About 20% of parents of 12- to 17-year-olds said they definitely did not plan to get their child vaccinated, according to polling by the Kaiser Family Foundation published last month. The “definitely not” group grew to about 25% among parents of children ages 5 to 11 and to 30% among parents of children under 5.

René LaBerge, 53, of Katy, Texas, said she plans to vaccinate her 11-year-old son when he becomes eligible. “But I’m not impatient. I want them to do the work.”

She said she had heard about some rare, but serious, side effects in children, and she was eager for federal officials to thoroughly review the data before she makes her decision.

“I don’t want my son to take something that is unsafe,” she said, but she added, “I believe COVID is dangerous. There aren’t any good, easy answers here.”

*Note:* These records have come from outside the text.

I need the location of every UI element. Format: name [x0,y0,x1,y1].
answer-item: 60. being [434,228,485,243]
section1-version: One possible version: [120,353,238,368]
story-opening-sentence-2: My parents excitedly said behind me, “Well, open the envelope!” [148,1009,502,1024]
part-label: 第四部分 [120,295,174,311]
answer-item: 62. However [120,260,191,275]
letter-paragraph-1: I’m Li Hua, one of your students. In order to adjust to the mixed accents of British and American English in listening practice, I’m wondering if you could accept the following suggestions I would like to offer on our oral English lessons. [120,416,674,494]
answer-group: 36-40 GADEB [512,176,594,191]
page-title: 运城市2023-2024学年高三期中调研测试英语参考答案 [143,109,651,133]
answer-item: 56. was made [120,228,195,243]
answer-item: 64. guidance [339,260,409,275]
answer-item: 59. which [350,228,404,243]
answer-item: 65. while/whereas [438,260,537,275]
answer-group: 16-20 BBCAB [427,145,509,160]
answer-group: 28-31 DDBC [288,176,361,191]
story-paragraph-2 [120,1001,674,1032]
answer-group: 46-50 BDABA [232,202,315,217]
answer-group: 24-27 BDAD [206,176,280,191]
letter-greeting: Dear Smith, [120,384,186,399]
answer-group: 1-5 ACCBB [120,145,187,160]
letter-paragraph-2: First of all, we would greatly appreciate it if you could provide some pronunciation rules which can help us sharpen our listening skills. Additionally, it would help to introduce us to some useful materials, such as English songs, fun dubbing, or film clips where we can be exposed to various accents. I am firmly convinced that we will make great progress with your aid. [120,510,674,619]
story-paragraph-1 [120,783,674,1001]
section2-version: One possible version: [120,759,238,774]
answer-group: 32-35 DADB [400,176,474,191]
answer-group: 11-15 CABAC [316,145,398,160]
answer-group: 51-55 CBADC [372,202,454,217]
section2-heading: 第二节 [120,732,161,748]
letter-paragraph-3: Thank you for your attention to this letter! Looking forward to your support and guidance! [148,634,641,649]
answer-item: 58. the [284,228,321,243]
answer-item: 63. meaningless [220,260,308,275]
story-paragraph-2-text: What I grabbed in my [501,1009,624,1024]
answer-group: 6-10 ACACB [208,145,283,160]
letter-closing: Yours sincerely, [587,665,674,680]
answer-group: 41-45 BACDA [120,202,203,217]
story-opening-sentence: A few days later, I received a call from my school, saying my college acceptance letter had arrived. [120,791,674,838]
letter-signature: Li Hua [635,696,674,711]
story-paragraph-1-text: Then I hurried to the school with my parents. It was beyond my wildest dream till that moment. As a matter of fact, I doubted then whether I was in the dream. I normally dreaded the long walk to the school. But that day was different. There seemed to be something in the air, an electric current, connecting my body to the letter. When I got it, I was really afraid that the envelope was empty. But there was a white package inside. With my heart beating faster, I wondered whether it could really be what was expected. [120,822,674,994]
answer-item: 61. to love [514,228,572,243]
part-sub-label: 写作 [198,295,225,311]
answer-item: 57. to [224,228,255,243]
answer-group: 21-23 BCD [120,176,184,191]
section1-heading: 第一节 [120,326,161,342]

Among the side effects scientists have been studying is myocarditis, an inflammation of the heart. In rare cases, the vaccine has led to myocarditis in young people. But a large Israeli study, based on electronic health records of 2 million people aged 16 and older, also found that COVID is far more likely to cause these heart problems.

The Pfizer trial results were greeted enthusiastically by many school administrators and teachers organizations, but are unlikely to lead to immediate policy changes.

“This is one huge step toward beating COVID and returning to normalcy. I don’t think it changes the conversation around vaccine requirements for kids,” said Randi Weingarten, president of the American Federation of Teachers, a national union.

Weingarten predicted there would not be widespread student vaccine mandates until the 2022-23 school year. She noted that parents and educators were still awaiting full FDA approval of vaccines for children ages 12 to 15 and that mandates for adults did not come until months after the shots first became available.

A significant barrier to child vaccination, she said, were widespread conspiracy theories about the shots impacting fertility.

“When people have these conversations prematurely about requirements, it adds to the distrust,” she said.

Only a single large school district — Los Angeles Unified — has mandated vaccination for those students already eligible for a shot, those 12 and older. On Monday, the district said it was not ready to respond to news about the Pfizer trial results for children under 12.

New York Mayor Bill de Blasio said Monday that the promising results from Pfizer did not change his conviction that student vaccine mandates are the wrong approach. Chicago Mayor Lori Lightfoot said last month that student mandates would be “premature.”

Historically, it is states, not individual school systems, that determine which vaccines are necessary for school attendance. All 50 states currently mandate vaccination against diseases such as polio, measles and chickenpox.

Given the entrenched politicization of the coronavirus vaccine — with Republican parents much less likely to support vaccination — and the existence of widespread misinformation about the shots, many school leaders are hesitant to step out in front of the issue and are likely to await guidance from their states on how to handle it.

No state has mandated that children or adolescents be vaccinated against the coronavirus, and five states are currently banning such mandates, according to the Center on Reinventing Public Education.